Abstract

This paper examines how seventeenth century Jewish-Indian theory may have contributed to later forms of racial representation in America. The belief that the Amerindians were of Israelite origin had been in circulation since the late fifteenth century. However, only in the seventeenth century did this claim develop into a full-fledged social and political phenomenon. While most of the critical discussions of Jewish-Indian racial theories have related to the Lost Tribe theory, I would rather focus on the role these earlier texts played in scripting later cultural forms of identity and how they impacted later American traditions of perceiving the other. I argue that these texts prefigure a larger, more complex symbolic tradition in American cultural forms. These texts initiate a system of otherness, using rhetorical techniques of simultaneous appropriation and disassociation with the other that are manifested in later traditions such as blackface and minstrelsy in the United States.
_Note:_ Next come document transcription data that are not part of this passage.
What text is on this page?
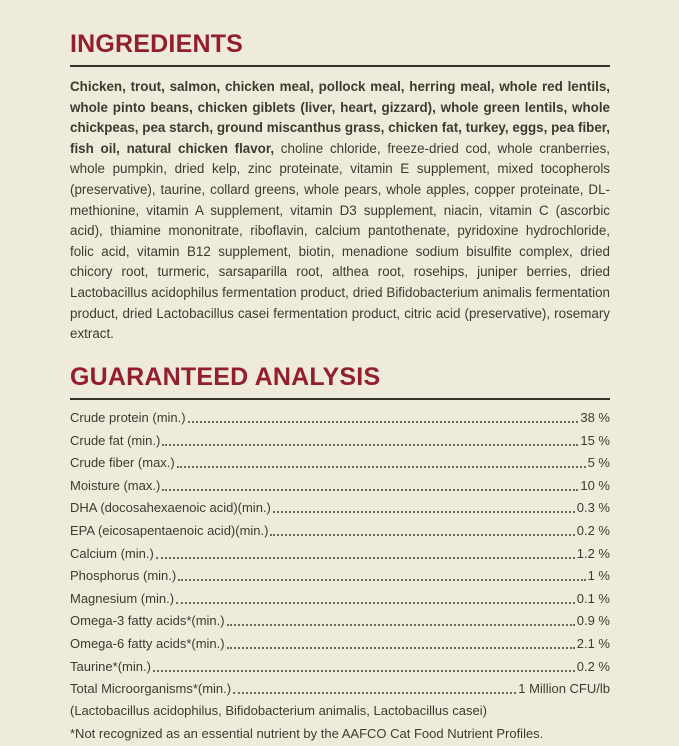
INGREDIENTS

Chicken, trout, salmon, chicken meal, pollock meal, herring meal, whole red lentils, whole pinto beans, chicken giblets (liver, heart, gizzard), whole green lentils, whole chickpeas, pea starch, ground miscanthus grass, chicken fat, turkey, eggs, pea fiber, fish oil, natural chicken flavor, choline chloride, freeze-dried cod, whole cranberries, whole pumpkin, dried kelp, zinc proteinate, vitamin E supplement, mixed tocopherols (preservative), taurine, collard greens, whole pears, whole apples, copper proteinate, DL-methionine, vitamin A supplement, vitamin D3 supplement, niacin, vitamin C (ascorbic acid), thiamine mononitrate, riboflavin, calcium pantothenate, pyridoxine hydrochloride, folic acid, vitamin B12 supplement, biotin, menadione sodium bisulfite complex, dried chicory root, turmeric, sarsaparilla root, althea root, rosehips, juniper berries, dried Lactobacillus acidophilus fermentation product, dried Bifidobacterium animalis fermentation product, dried Lactobacillus casei fermentation product, citric acid (preservative), rosemary extract.

GUARANTEED ANALYSIS
Crude protein (min.)	38 %
Crude fat (min.)	15 %
Crude fiber (max.)	5 %
Moisture (max.)	10 %
DHA (docosahexaenoic acid)(min.)	0.3 %
EPA (eicosapentaenoic acid)(min.)	0.2 %
Calcium (min.)	1.2 %
Phosphorus (min.)	1 %
Magnesium (min.)	0.1 %
Omega-3 fatty acids*(min.)	0.9 %
Omega-6 fatty acids*(min.)	2.1 %
Taurine*(min.)	0.2 %
Total Microorganisms*(min.)	1 Million CFU/lb

(Lactobacillus acidophilus, Bifidobacterium animalis, Lactobacillus casei)

*Not recognized as an essential nutrient by the AAFCO Cat Food Nutrient Profiles.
This paper, however, will focus on the period of nativist America (mid-nineteenth to early twentieth century), and how this era uncannily echoes the Puritan sentiments asserted in the Jewish-Indian theory. Although appropriation of the Indian prevailed throughout American letters, these two periods feature a similar racial configuration of Anglo-American, Indian and Jew. However, an intriguing reversal occurs: as the English Puritans distanced themselves from the Indians through the figure of the Jew, in contrast, the nativists separated themselves from the immigrants, as represented by the Jew, through the figure of the Indian.